Flood control on Bihar's rivers has never been easy. This is the venue of protest in Muzaffarpur, early this year, against embankments on another river, the Bagmati. Pic: Barh Mukti Abhiyan.

Locating a river as a blue streak on the map and feeling its currents while traversing through it make a world of difference. Our fact finding mission had an opportunity to undertake a boat ride along then main course of the Kosi, called Tilyuga which till 1948 was an independent river, to get a feel of the living waters of the river during March 2008. Moving against the current, it was observed that through its gentle meander the river was engaged in the ‘act’ of enriching the land by depositing rich silt. However, it was slowly but steadily corroding its embankment to liberate itself from its jacket.

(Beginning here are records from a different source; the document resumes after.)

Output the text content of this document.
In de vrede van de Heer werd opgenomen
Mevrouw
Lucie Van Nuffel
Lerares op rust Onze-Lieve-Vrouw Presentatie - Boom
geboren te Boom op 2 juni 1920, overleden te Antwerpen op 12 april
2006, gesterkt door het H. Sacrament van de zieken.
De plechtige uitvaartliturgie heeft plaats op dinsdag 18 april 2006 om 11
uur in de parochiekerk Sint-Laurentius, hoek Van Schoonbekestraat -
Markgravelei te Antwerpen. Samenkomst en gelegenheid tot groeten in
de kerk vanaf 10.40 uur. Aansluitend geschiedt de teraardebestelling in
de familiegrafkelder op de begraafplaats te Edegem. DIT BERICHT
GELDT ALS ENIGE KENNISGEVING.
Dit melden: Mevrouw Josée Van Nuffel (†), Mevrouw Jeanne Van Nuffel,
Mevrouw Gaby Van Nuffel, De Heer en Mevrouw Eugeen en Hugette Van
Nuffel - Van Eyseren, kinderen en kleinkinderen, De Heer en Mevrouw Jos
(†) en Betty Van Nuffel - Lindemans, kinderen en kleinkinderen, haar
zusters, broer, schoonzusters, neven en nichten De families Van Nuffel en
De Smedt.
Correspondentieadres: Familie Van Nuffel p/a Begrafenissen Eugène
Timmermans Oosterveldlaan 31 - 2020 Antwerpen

Embankments have always been a double-edged sword. They jacket the river with the engineering assumption that a reduced cross-section of the river will indeed increase its velocity and the power to dredge its base. Neither has happened in the case of the Kosi as its massive cross section, varying in length from nine to 16 km at different locations along its length, has become a silt-dumping ground. Nothing could have been more shocking for the members of the mission than to observe from atop the embankment that the river-bed was several feet higher than the adjoining land. The high lands and low lands have been separated by the ubiquitous embankment, turning the low lying area permanently water-logged as the natural drainage from the area gets choked.

Now that the river has taken its course and that there is no way it could be brought back to its so-called original course over next eight to nine months, the best option for the state would be to initiate work on the root cause of the problem, i.e., of dismantling embankments. As the affected majority is moving to safer places and the river has already bypassed the existing embankments, there doesn’t seem any rationale in investing further on these structures that have failed several times over the past five decades.

Also, though considered unlawful, trapped communities have time and again engaged in creating artificial breaches for draining accumulated water from their surroundings. The general perception favours removal of embankments provided the act of demolishing does not create undesired conditions.

Like the Dutch hydrocracy that has started working on the ‘room for the river’ concept following failure to tame rivers Rhine and Meuse. The Delhi and Patna think tanks can emulate spatial flood protection measures as an alternative to jacketing of the river. (Spatial protection means creating space for the river to spread thereby reducing the impact of floods.)

The new approach not only warrants informed public debate but is based on broad political support. It is measures like these that need to be discussed and negotiated with communities in north Bihar, but not before the political stables in Patna (and in Delhi) get cleansed of their misconceptions!

Given its distinct geo-morphological (‘geo-morphology’ means the natural shape and structure of land) features and complicated hydrological characters, the Kosi is one of the Himalayan rivers that has yet to be understood in its entirety. It is high time policy makers gave up their outdated ‘conquest over nature’ paradigm and acknowledge ‘we shall have to learn to live with floods’.